For the purposes of DAU, a profile is considered active if it sends any main ping.

  • Dates are defined by submission_date_s3.

DAU is the number of clients sending a main ping on a given day.

MAU is the number of unique clients who have been a DAU on any day in the last 28 days. In other words, any client that contributes to DAU in the last 28 days would also contribute to MAU for that day. Note that this is not simply the sum of DAU over 28 days, since any particular client could be active on many days.

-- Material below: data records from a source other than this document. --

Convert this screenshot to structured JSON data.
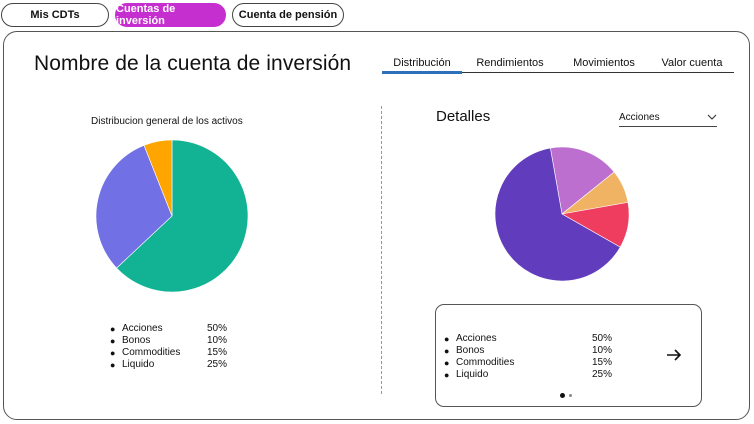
{
  "topnav": {
    "items": [
      {
        "label": "Mis CDTs"
      },
      {
        "label": "Cuentas de inversión"
      },
      {
        "label": "Cuenta de pensión"
      }
    ],
    "active_color": "#c62fcf"
  },
  "account": {
    "title": "Nombre de la cuenta de inversión"
  },
  "tabs": [
    {
      "label": "Distribución"
    },
    {
      "label": "Rendimientos"
    },
    {
      "label": "Movimientos"
    },
    {
      "label": "Valor cuenta"
    }
  ],
  "active_tab_color": "#2d6fb8",
  "left_panel": {
    "title": "Distribucion general de los activos",
    "legend": [
      {
        "label": "Acciones",
        "value": "50%"
      },
      {
        "label": "Bonos",
        "value": "10%"
      },
      {
        "label": "Commodities",
        "value": "15%"
      },
      {
        "label": "Liquido",
        "value": "25%"
      }
    ]
  },
  "right_panel": {
    "title": "Detalles",
    "select": {
      "value": "Acciones"
    },
    "legend": [
      {
        "label": "Acciones",
        "value": "50%"
      },
      {
        "label": "Bonos",
        "value": "10%"
      },
      {
        "label": "Commodities",
        "value": "15%"
      },
      {
        "label": "Liquido",
        "value": "25%"
      }
    ],
    "carousel": {
      "pages": 2,
      "current": 1
    }
  },
  "chart_data": [
    {
      "type": "pie",
      "title": "Distribucion general de los activos",
      "start_angle_deg": 0,
      "slices": [
        {
          "value": 63,
          "color": "#12b394"
        },
        {
          "value": 31,
          "color": "#7170e4"
        },
        {
          "value": 6,
          "color": "#ffa500"
        }
      ]
    },
    {
      "type": "pie",
      "title": "",
      "start_angle_deg": -10,
      "slices": [
        {
          "value": 17,
          "color": "#bc6fce"
        },
        {
          "value": 8,
          "color": "#f0b263"
        },
        {
          "value": 11,
          "color": "#ee3d5f"
        },
        {
          "value": 64,
          "color": "#613dbd"
        }
      ]
    }
  ]
}
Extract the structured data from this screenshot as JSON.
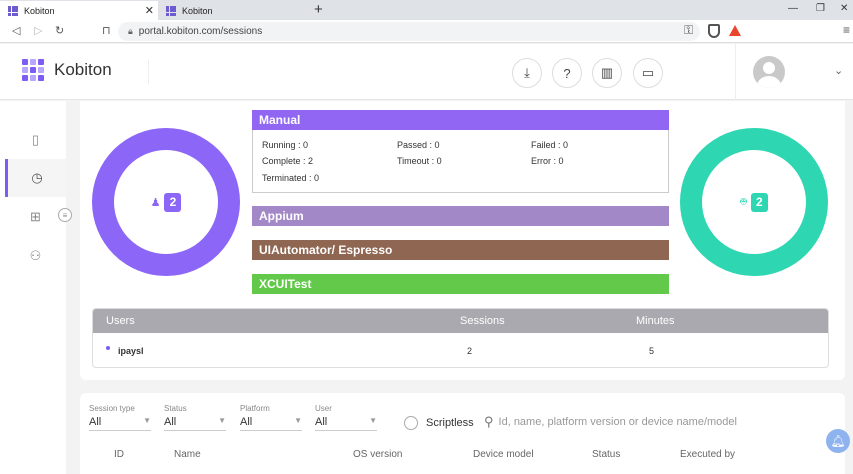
{
  "browser": {
    "tabs": [
      {
        "title": "Kobiton",
        "active": true
      },
      {
        "title": "Kobiton",
        "active": false
      }
    ],
    "url": "portal.kobiton.com/sessions"
  },
  "header": {
    "brand": "Kobiton",
    "icons": [
      "download-icon",
      "help-icon",
      "map-icon",
      "device-card-icon"
    ]
  },
  "sidebar": {
    "items": [
      "device-icon",
      "clock-icon",
      "apps-grid-icon",
      "users-icon"
    ]
  },
  "summary": {
    "ios_count": "2",
    "android_count": "2",
    "colors": {
      "ios": "#8b66f7",
      "android": "#2ed7b2",
      "manual": "#9166f2",
      "appium": "#a388c8",
      "uiautomator": "#8e6651",
      "xcuitest": "#63c94b"
    },
    "manual": {
      "title": "Manual",
      "running": "Running : 0",
      "passed": "Passed : 0",
      "failed": "Failed : 0",
      "complete": "Complete : 2",
      "timeout": "Timeout : 0",
      "error": "Error : 0",
      "terminated": "Terminated : 0"
    },
    "appium": "Appium",
    "uiautomator": "UIAutomator/ Espresso",
    "xcuitest": "XCUITest"
  },
  "users_table": {
    "headers": [
      "Users",
      "Sessions",
      "Minutes"
    ],
    "rows": [
      {
        "user": "ipaysl",
        "sessions": "2",
        "minutes": "5"
      }
    ]
  },
  "filters": {
    "session_type": {
      "label": "Session type",
      "value": "All"
    },
    "status": {
      "label": "Status",
      "value": "All"
    },
    "platform": {
      "label": "Platform",
      "value": "All"
    },
    "user": {
      "label": "User",
      "value": "All"
    },
    "scriptless": "Scriptless",
    "search_placeholder": "Id, name, platform version or device name/model"
  },
  "sessions_table": {
    "columns": [
      "ID",
      "Name",
      "OS version",
      "Device model",
      "Status",
      "Executed by"
    ]
  }
}
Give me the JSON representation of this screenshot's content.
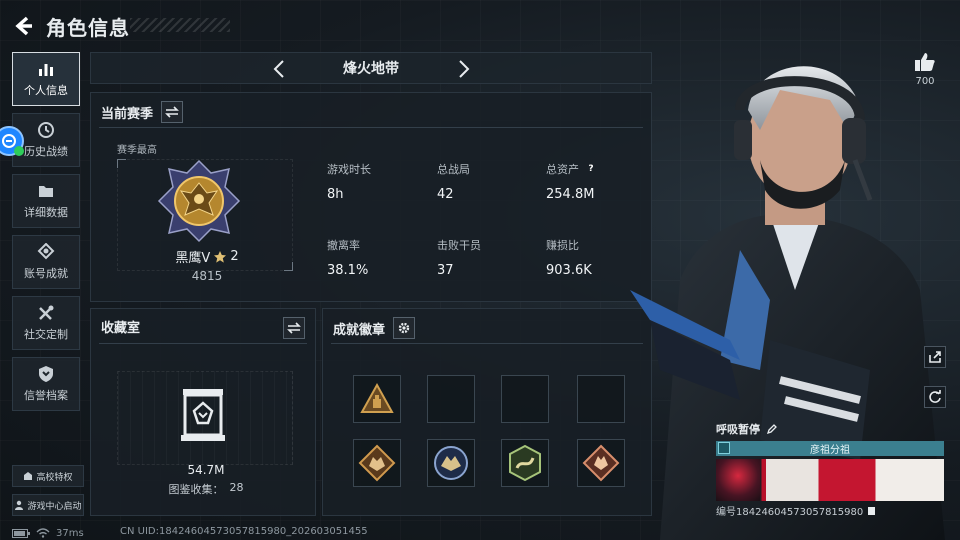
{
  "header": {
    "title": "角色信息"
  },
  "sidebar": {
    "items": [
      {
        "label": "个人信息",
        "icon": "bar-chart-icon",
        "active": true
      },
      {
        "label": "历史战绩",
        "icon": "clock-icon",
        "active": false
      },
      {
        "label": "详细数据",
        "icon": "folder-icon",
        "active": false
      },
      {
        "label": "账号成就",
        "icon": "medal-icon",
        "active": false
      },
      {
        "label": "社交定制",
        "icon": "tools-icon",
        "active": false
      },
      {
        "label": "信誉档案",
        "icon": "shield-icon",
        "active": false
      }
    ],
    "campus_label": "高校特权",
    "game_center_label": "游戏中心启动"
  },
  "mode": {
    "title": "烽火地带"
  },
  "season": {
    "title": "当前赛季",
    "subtitle": "赛季最高",
    "rank_name": "黑鹰V",
    "rank_stars": "2",
    "rank_score": "4815",
    "stats": [
      {
        "label": "游戏时长",
        "value": "8h"
      },
      {
        "label": "总战局",
        "value": "42"
      },
      {
        "label": "总资产",
        "value": "254.8M",
        "has_help": true
      },
      {
        "label": "撤离率",
        "value": "38.1%"
      },
      {
        "label": "击败干员",
        "value": "37"
      },
      {
        "label": "赚损比",
        "value": "903.6K"
      }
    ]
  },
  "collection": {
    "title": "收藏室",
    "value": "54.7M",
    "count_label": "图鉴收集：",
    "count_value": "28"
  },
  "achievements": {
    "title": "成就徽章",
    "badges": [
      {
        "icon": "triangle-badge-icon",
        "filled": true,
        "color": "#c9903a"
      },
      {
        "icon": "empty-slot",
        "filled": false
      },
      {
        "icon": "empty-slot",
        "filled": false
      },
      {
        "icon": "empty-slot",
        "filled": false
      },
      {
        "icon": "wolf-badge-icon",
        "filled": true,
        "color": "#c9903a"
      },
      {
        "icon": "eagle-badge-icon",
        "filled": true,
        "color": "#6f8fb8"
      },
      {
        "icon": "snake-badge-icon",
        "filled": true,
        "color": "#8fb86f"
      },
      {
        "icon": "tiger-badge-icon",
        "filled": true,
        "color": "#d08a6a"
      }
    ]
  },
  "profile": {
    "like_count": "700",
    "player_name": "呼吸暂停",
    "group_name": "彦祖分祖",
    "uid_line": "编号1842460457305781598​0"
  },
  "status": {
    "ping": "37ms",
    "footer_uid": "CN UID:1842460457305781598​0_202603051455"
  }
}
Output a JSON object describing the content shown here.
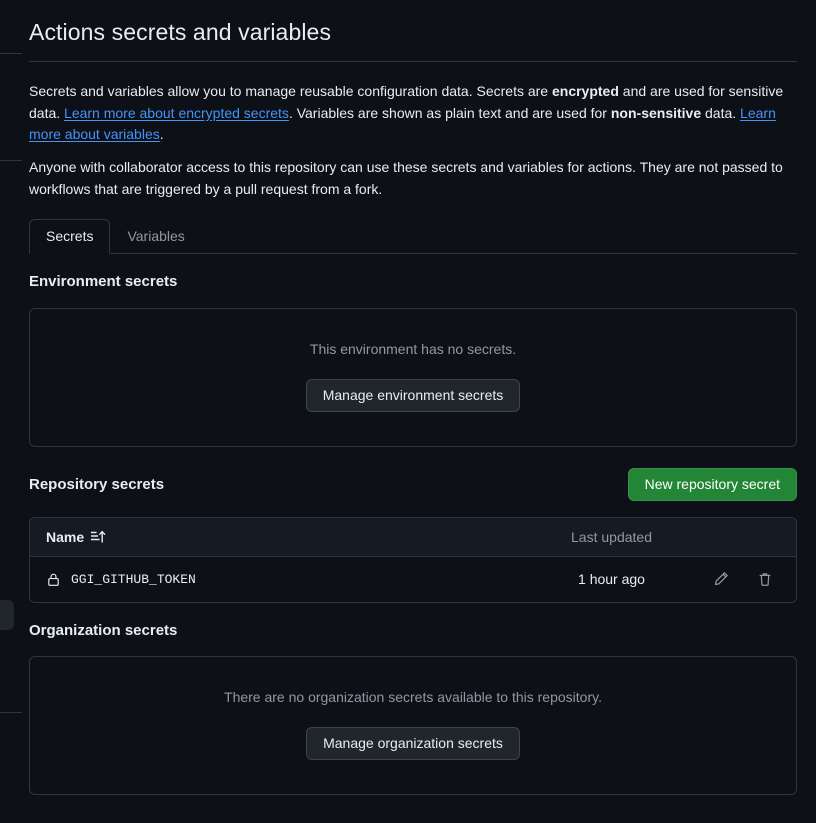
{
  "page": {
    "title": "Actions secrets and variables",
    "intro_paragraph_1": {
      "part1": "Secrets and variables allow you to manage reusable configuration data. Secrets are ",
      "bold1": "encrypted",
      "part2": " and are used for sensitive data. ",
      "link1": "Learn more about encrypted secrets",
      "part3": ". Variables are shown as plain text and are used for ",
      "bold2": "non-sensitive",
      "part4": " data. ",
      "link2": "Learn more about variables",
      "part5": "."
    },
    "intro_paragraph_2": "Anyone with collaborator access to this repository can use these secrets and variables for actions. They are not passed to workflows that are triggered by a pull request from a fork."
  },
  "tabs": [
    {
      "label": "Secrets",
      "active": true
    },
    {
      "label": "Variables",
      "active": false
    }
  ],
  "environment_secrets": {
    "heading": "Environment secrets",
    "empty_message": "This environment has no secrets.",
    "manage_button": "Manage environment secrets"
  },
  "repository_secrets": {
    "heading": "Repository secrets",
    "new_secret_button": "New repository secret",
    "columns": {
      "name": "Name",
      "last_updated": "Last updated"
    },
    "sort_icon": "sort-asc-icon",
    "rows": [
      {
        "icon": "lock-icon",
        "name": "GGI_GITHUB_TOKEN",
        "last_updated": "1 hour ago",
        "edit_icon": "pencil-icon",
        "delete_icon": "trash-icon"
      }
    ]
  },
  "organization_secrets": {
    "heading": "Organization secrets",
    "empty_message": "There are no organization secrets available to this repository.",
    "manage_button": "Manage organization secrets"
  },
  "colors": {
    "background": "#0d1117",
    "border": "#30363d",
    "accent_link": "#4493f8",
    "success_green": "#238636",
    "muted_text": "#9198a1",
    "button_bg": "#21262d"
  }
}
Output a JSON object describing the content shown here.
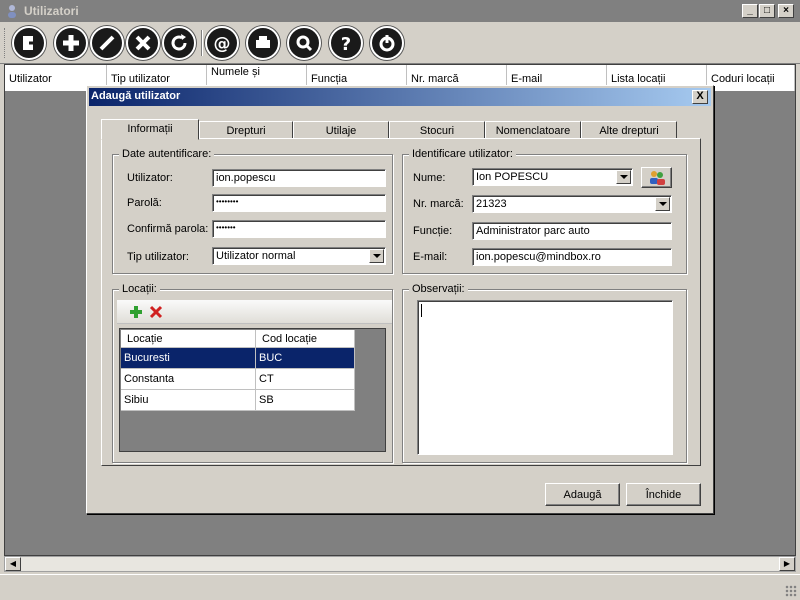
{
  "window": {
    "title": "Utilizatori"
  },
  "toolbar": {
    "buttons": [
      {
        "icon": "exit-icon"
      },
      {
        "icon": "add-icon"
      },
      {
        "icon": "edit-icon"
      },
      {
        "icon": "delete-icon"
      },
      {
        "icon": "refresh-icon"
      },
      {
        "icon": "email-icon"
      },
      {
        "icon": "print-icon"
      },
      {
        "icon": "search-icon"
      },
      {
        "icon": "help-icon"
      },
      {
        "icon": "power-icon"
      }
    ]
  },
  "grid": {
    "columns": [
      "Utilizator",
      "Tip utilizator",
      "Numele și",
      "Funcția",
      "Nr. marcă",
      "E-mail",
      "Lista locații",
      "Coduri locații"
    ]
  },
  "dialog": {
    "title": "Adaugă utilizator",
    "close": "X",
    "tabs": [
      "Informații",
      "Drepturi",
      "Utilaje",
      "Stocuri",
      "Nomenclatoare",
      "Alte drepturi"
    ],
    "auth": {
      "legend": "Date autentificare:",
      "user_label": "Utilizator:",
      "user_value": "ion.popescu",
      "pass_label": "Parolă:",
      "pass_value": "••••••••",
      "confirm_label": "Confirmă parola:",
      "confirm_value": "•••••••",
      "type_label": "Tip utilizator:",
      "type_value": "Utilizator normal"
    },
    "ident": {
      "legend": "Identificare utilizator:",
      "name_label": "Nume:",
      "name_value": "Ion POPESCU",
      "marca_label": "Nr. marcă:",
      "marca_value": "21323",
      "func_label": "Funcție:",
      "func_value": "Administrator parc auto",
      "email_label": "E-mail:",
      "email_value": "ion.popescu@mindbox.ro"
    },
    "locations": {
      "legend": "Locații:",
      "headers": [
        "Locație",
        "Cod locație"
      ],
      "rows": [
        {
          "name": "Bucuresti",
          "code": "BUC"
        },
        {
          "name": "Constanta",
          "code": "CT"
        },
        {
          "name": "Sibiu",
          "code": "SB"
        }
      ]
    },
    "notes": {
      "legend": "Observații:",
      "value": ""
    },
    "add_button": "Adaugă",
    "close_button": "Închide"
  }
}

For quick analysis, using clients_daily_v6 is recommended. Below is an example query for getting DAU using clients_daily_v6.

SELECT
    submission_date_s3,
    count(*) AS total_clients_cdv6
FROM
    clients_daily_v6
GROUP BY
    1
ORDER BY
    1 ASC

main_summary can also be used for getting DAU. Below is an example query using a 1% sample over March 2018 using main_summary:

SELECT
    submission_date_s3,
    count(DISTINCT client_id) * 100 as DAU
FROM
    main_summary
WHERE
    sample_id = '51'
    AND submission_date_s3 >= '20180301'
    AND submission_date_s3 < '20180401'
GROUP BY
    1
ORDER BY
    1 ASC

client_count_daily can be used to get approximate DAU. This dataset uses HyperLogLog to estimate unique counts. For example:

SELECT
    submission_date AS day,
    cardinality(merge(cast(hll AS HLL))) AS dau
FROM
    client_count_daily
WHERE
    -- Limit to 7 days of history
    submission_date >= date_format(CURRENT_DATE - INTERVAL '7' DAY, '%Y%m%d')
GROUP BY 1
ORDER BY 1

Calculating MAU for a single date is simple. For example, the following query calculates MAU for 2018-12-16:

SELECT
  COUNT(DISTINCT client_id)
FROM
  clients_daily_v6
WHERE
  submission_date_s3 <= '20181216'
  AND submission_date_s3 >= '20181119'

Generating a table of MAU over time is more complex. Here's one possible way, which is conceptually simple, but not very computationally efficient:

SELECT
  dates_table.submission_date_s3,
  COUNT(DISTINCT clients_table.client_id) AS mau
FROM
  (
    SELECT
      TO_DATE(submission_date_s3, 'yyyyMMdd') AS submission_date_s3
    FROM
      clients_daily_v6
    WHERE
      submission_date_s3 >= '20181216'
    GROUP BY submission_date_s3
  ) AS dates_table
JOIN
  (
    SELECT
      client_id,
      TO_DATE(submission_date_s3, 'yyyyMMdd') AS submission_date_s3
    FROM
      clients_daily_v6
    WHERE
      submission_date_s3 >= '20181119'
  ) AS clients_table
ON
  clients_table.submission_date_s3 between dates_table.submission_date_s3 - interval 27 day and dates_table.submission_date_s3
GROUP BY dates_table.submission_date_s3

Note that the query above will not run in STMO, but will in Databricks. In the near future, we expect to offer a better option and will thoroughly update this documentation.